Namun dalam implementasinya, pasien BPJS Kesehatan seringkali mengeluhkan adanya perlakuan diskriminasi dari pihak RS. Hal ini mungkin terjadi karena tarif penggantian biaya layanan pasien dari BPJS Kesehatan seringkali lebih rendah. Pada kasus pasien rawat inap, sangat mungkin pihak RS cenderung mengutamakan penerimaan layanan untuk pasien umum (dengan alasan ruang perawatan penuh). Secara tidak langsung, perlakuan tersebut mendorong pasien BPJS Kesehatan untuk memilih pindah kelas perawatan yang lebih tinggi dan membayar tarif tambahan dari RS. Hal ini tentu saja menimbulkan ketidaknyamanan bagi pasien BPJS Kesehatan.
Mengantisipasi hal tersebut diatas, sangat penting bagi BPJS Kesehatan untuk melakukan evaluasi secara berkala atas pelayanan RS mitra kepada pasien BPJS. Dalam proses evaluasi kinerja layanan RS, penting untuk melihat laporan proporsi penggunaan BOR untuk pasien BPJS Kesehatan. Laporan ini dapat dijadikan dasar evaluasi pelayanan RS terhadap pasien. Apabila proporsi BOR untuk pasien BPJS Kesehatan kurang dari 50%, maka perlu dipertanyakan alasannya. BPJS Kesehatan harus mempertegas sanksi pemutusan kerjasama RS bagi RS yang melakukan kecurangan atau menyalahi perjanjian kerjasama.
Bagaimana cara meningkatkan kinerja layanan BPJS kedepan?
Harus diakui bahwa salahsatu penyebab defisit BPJS Kesehatan adalah rendahnya iuran peserta.
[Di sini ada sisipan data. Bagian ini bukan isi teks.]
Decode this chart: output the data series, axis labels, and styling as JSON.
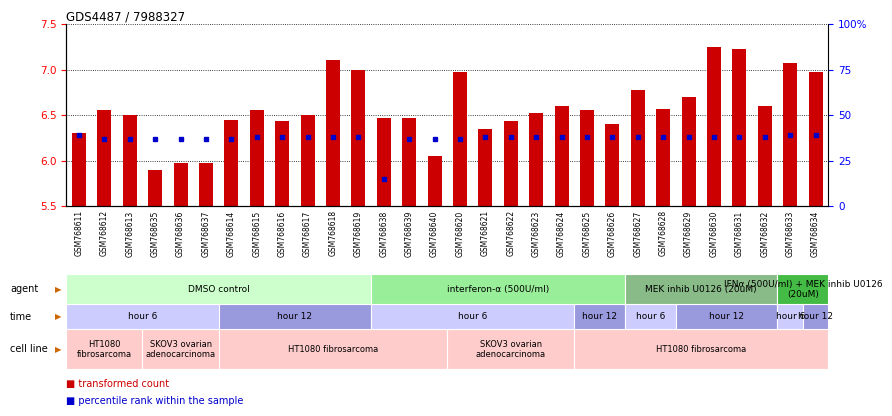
{
  "title": "GDS4487 / 7988327",
  "samples": [
    "GSM768611",
    "GSM768612",
    "GSM768613",
    "GSM768635",
    "GSM768636",
    "GSM768637",
    "GSM768614",
    "GSM768615",
    "GSM768616",
    "GSM768617",
    "GSM768618",
    "GSM768619",
    "GSM768638",
    "GSM768639",
    "GSM768640",
    "GSM768620",
    "GSM768621",
    "GSM768622",
    "GSM768623",
    "GSM768624",
    "GSM768625",
    "GSM768626",
    "GSM768627",
    "GSM768628",
    "GSM768629",
    "GSM768630",
    "GSM768631",
    "GSM768632",
    "GSM768633",
    "GSM768634"
  ],
  "transformed_count": [
    6.3,
    6.55,
    6.5,
    5.9,
    5.97,
    5.97,
    6.45,
    6.55,
    6.43,
    6.5,
    7.1,
    7.0,
    6.47,
    6.47,
    6.05,
    6.97,
    6.35,
    6.43,
    6.52,
    6.6,
    6.55,
    6.4,
    6.78,
    6.57,
    6.7,
    7.25,
    7.22,
    6.6,
    7.07,
    6.97
  ],
  "percentile_rank": [
    39,
    37,
    37,
    37,
    37,
    37,
    37,
    38,
    38,
    38,
    38,
    38,
    15,
    37,
    37,
    37,
    38,
    38,
    38,
    38,
    38,
    38,
    38,
    38,
    38,
    38,
    38,
    38,
    39,
    39
  ],
  "ylim_left": [
    5.5,
    7.5
  ],
  "ylim_right": [
    0,
    100
  ],
  "yticks_left": [
    5.5,
    6.0,
    6.5,
    7.0,
    7.5
  ],
  "yticks_right_vals": [
    0,
    25,
    50,
    75,
    100
  ],
  "yticks_right_labels": [
    "0",
    "25",
    "50",
    "75",
    "100%"
  ],
  "bar_color": "#CC0000",
  "dot_color": "#0000CC",
  "bar_bottom": 5.5,
  "agent_labels": [
    {
      "text": "DMSO control",
      "start": 0,
      "end": 11,
      "color": "#CCFFCC"
    },
    {
      "text": "interferon-α (500U/ml)",
      "start": 12,
      "end": 21,
      "color": "#99EE99"
    },
    {
      "text": "MEK inhib U0126 (20uM)",
      "start": 22,
      "end": 27,
      "color": "#88BB88"
    },
    {
      "text": "IFNα (500U/ml) + MEK inhib U0126\n(20uM)",
      "start": 28,
      "end": 29,
      "color": "#44BB44"
    }
  ],
  "time_labels": [
    {
      "text": "hour 6",
      "start": 0,
      "end": 5,
      "color": "#CCCCFF"
    },
    {
      "text": "hour 12",
      "start": 6,
      "end": 11,
      "color": "#9999DD"
    },
    {
      "text": "hour 6",
      "start": 12,
      "end": 19,
      "color": "#CCCCFF"
    },
    {
      "text": "hour 12",
      "start": 20,
      "end": 21,
      "color": "#9999DD"
    },
    {
      "text": "hour 6",
      "start": 22,
      "end": 23,
      "color": "#CCCCFF"
    },
    {
      "text": "hour 12",
      "start": 24,
      "end": 27,
      "color": "#9999DD"
    },
    {
      "text": "hour 6",
      "start": 28,
      "end": 28,
      "color": "#CCCCFF"
    },
    {
      "text": "hour 12",
      "start": 29,
      "end": 29,
      "color": "#9999DD"
    }
  ],
  "cell_labels": [
    {
      "text": "HT1080\nfibrosarcoma",
      "start": 0,
      "end": 2,
      "color": "#FFCCCC"
    },
    {
      "text": "SKOV3 ovarian\nadenocarcinoma",
      "start": 3,
      "end": 5,
      "color": "#FFCCCC"
    },
    {
      "text": "HT1080 fibrosarcoma",
      "start": 6,
      "end": 14,
      "color": "#FFCCCC"
    },
    {
      "text": "SKOV3 ovarian\nadenocarcinoma",
      "start": 15,
      "end": 19,
      "color": "#FFCCCC"
    },
    {
      "text": "HT1080 fibrosarcoma",
      "start": 20,
      "end": 29,
      "color": "#FFCCCC"
    }
  ],
  "legend": [
    {
      "color": "#CC0000",
      "label": "transformed count"
    },
    {
      "color": "#0000CC",
      "label": "percentile rank within the sample"
    }
  ],
  "row_labels": [
    "agent",
    "time",
    "cell line"
  ],
  "arrow_color": "#CC6600"
}
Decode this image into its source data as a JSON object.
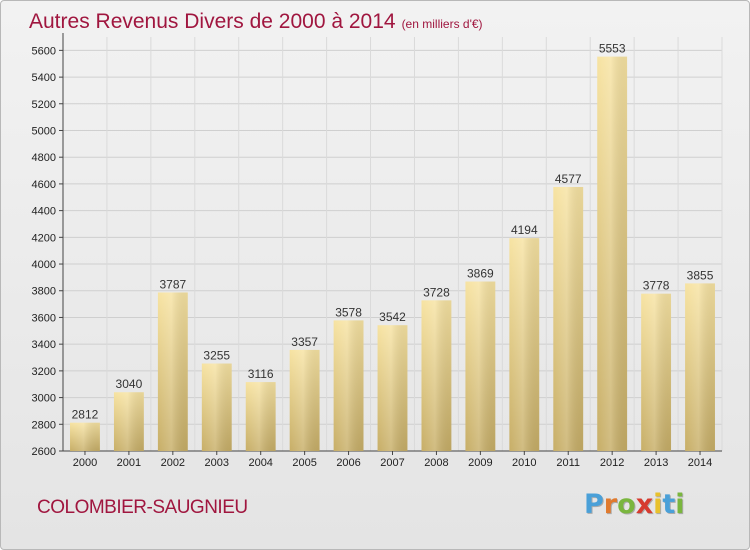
{
  "header": {
    "title": "Autres Revenus Divers de 2000 à 2014",
    "subtitle": "(en milliers d'€)"
  },
  "footer": {
    "town": "COLOMBIER-SAUGNIEU",
    "logo": "Proxiti"
  },
  "colors": {
    "title": "#a0163f",
    "bar_top": "#f7e3a2",
    "bar_bottom": "#c7ae67",
    "logo_letters": [
      "#4aa0d8",
      "#e07a2e",
      "#7ab63e",
      "#d63b2f",
      "#e8c12d",
      "#4aa0d8",
      "#7ab63e"
    ]
  },
  "chart_data": {
    "type": "bar",
    "title": "Autres Revenus Divers de 2000 à 2014",
    "subtitle": "(en milliers d'€)",
    "categories": [
      "2000",
      "2001",
      "2002",
      "2003",
      "2004",
      "2005",
      "2006",
      "2007",
      "2008",
      "2009",
      "2010",
      "2011",
      "2012",
      "2013",
      "2014"
    ],
    "values": [
      2812,
      3040,
      3787,
      3255,
      3116,
      3357,
      3578,
      3542,
      3728,
      3869,
      4194,
      4577,
      5553,
      3778,
      3855
    ],
    "ylim": [
      2600,
      5700
    ],
    "yticks": [
      2600,
      2800,
      3000,
      3200,
      3400,
      3600,
      3800,
      4000,
      4200,
      4400,
      4600,
      4800,
      5000,
      5200,
      5400,
      5600
    ],
    "xlabel": "",
    "ylabel": "",
    "grid": true,
    "data_labels": true
  }
}
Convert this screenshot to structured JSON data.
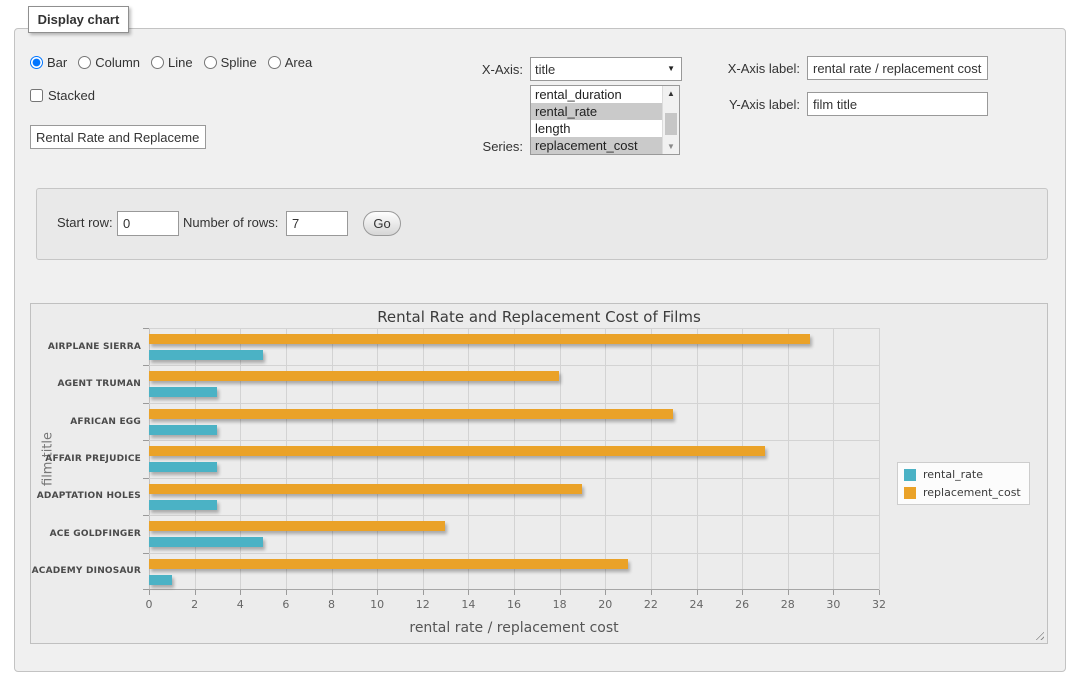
{
  "panel": {
    "legend": "Display chart"
  },
  "controls": {
    "chart_types": [
      {
        "label": "Bar",
        "selected": true
      },
      {
        "label": "Column",
        "selected": false
      },
      {
        "label": "Line",
        "selected": false
      },
      {
        "label": "Spline",
        "selected": false
      },
      {
        "label": "Area",
        "selected": false
      }
    ],
    "stacked": {
      "label": "Stacked",
      "checked": false
    },
    "chart_title_input": {
      "value": "Rental Rate and Replacement Cost of Films"
    },
    "x_axis": {
      "label": "X-Axis:",
      "value": "title"
    },
    "series": {
      "label": "Series:",
      "options": [
        {
          "label": "rental_duration",
          "selected": false
        },
        {
          "label": "rental_rate",
          "selected": true
        },
        {
          "label": "length",
          "selected": false
        },
        {
          "label": "replacement_cost",
          "selected": true
        }
      ]
    },
    "x_axis_label": {
      "label": "X-Axis label:",
      "value": "rental rate / replacement cost"
    },
    "y_axis_label": {
      "label": "Y-Axis label:",
      "value": "film title"
    }
  },
  "row_controls": {
    "start_row_label": "Start row:",
    "start_row_value": "0",
    "num_rows_label": "Number of rows:",
    "num_rows_value": "7",
    "go_label": "Go"
  },
  "chart_data": {
    "type": "bar",
    "orientation": "horizontal",
    "title": "Rental Rate and Replacement Cost of Films",
    "categories": [
      "AIRPLANE SIERRA",
      "AGENT TRUMAN",
      "AFRICAN EGG",
      "AFFAIR PREJUDICE",
      "ADAPTATION HOLES",
      "ACE GOLDFINGER",
      "ACADEMY DINOSAUR"
    ],
    "series": [
      {
        "name": "rental_rate",
        "color": "#4bb2c5",
        "values": [
          4.99,
          2.99,
          2.99,
          2.99,
          2.99,
          4.99,
          0.99
        ]
      },
      {
        "name": "replacement_cost",
        "color": "#EAA228",
        "values": [
          28.99,
          17.99,
          22.99,
          26.99,
          18.99,
          12.99,
          20.99
        ]
      }
    ],
    "xlabel": "rental rate / replacement cost",
    "ylabel": "film title",
    "xlim": [
      0,
      32
    ],
    "xtick_step": 2,
    "grid": true,
    "legend_position": "right",
    "colors": {
      "grid_line": "#d3d3d3",
      "plot_bg": "#ececec"
    }
  }
}
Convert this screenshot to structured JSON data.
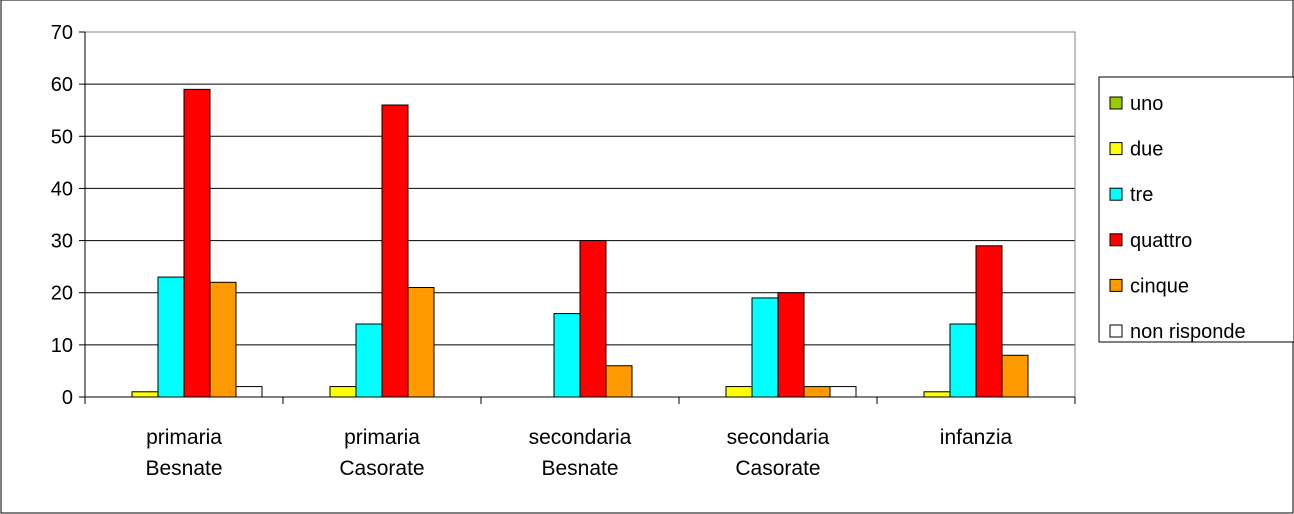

Namun, ada banyak faktor pemicu lainya, seperti masalah sistem dan manajemen BPJS Kesehatan yang masih buruk. Topik terkait penilaian kinerja BPJS Kesehatan dan manajemen-nya merupakan salahsatu hal penting yang harus dilakukan pemerintah untuk meningkatkan layanan pada peserta BPJS. Dalam hal ini, pemerintah perlu menambahkan peraturan yang memuat indikator standar penilaian kinerja BPJS. Pada implementasinya, penilaian tersebut harus dilakukan secara berkala untuk mengevaluasi jalannya program BPJS. Program yang berhasil adalah program yang selalu dievaluasi dan ditindaklanjuti.
Apabila indikator kinerja BPJS Kesehatan sekaligus manajemen-nya telah ada, maka secara otomatis akan memicu perbaikan pada keseluruhan proses yang ada. BPJS Kesehatan juga perlu meningkatkan kemampuan dalam menganalisis klaim tagihan dari RS. Tanpa upaya perbaikan manajemen BPJS Kesehatan dan kontrol pada fasilitas kesehatan, defisit akan tetap terjadi.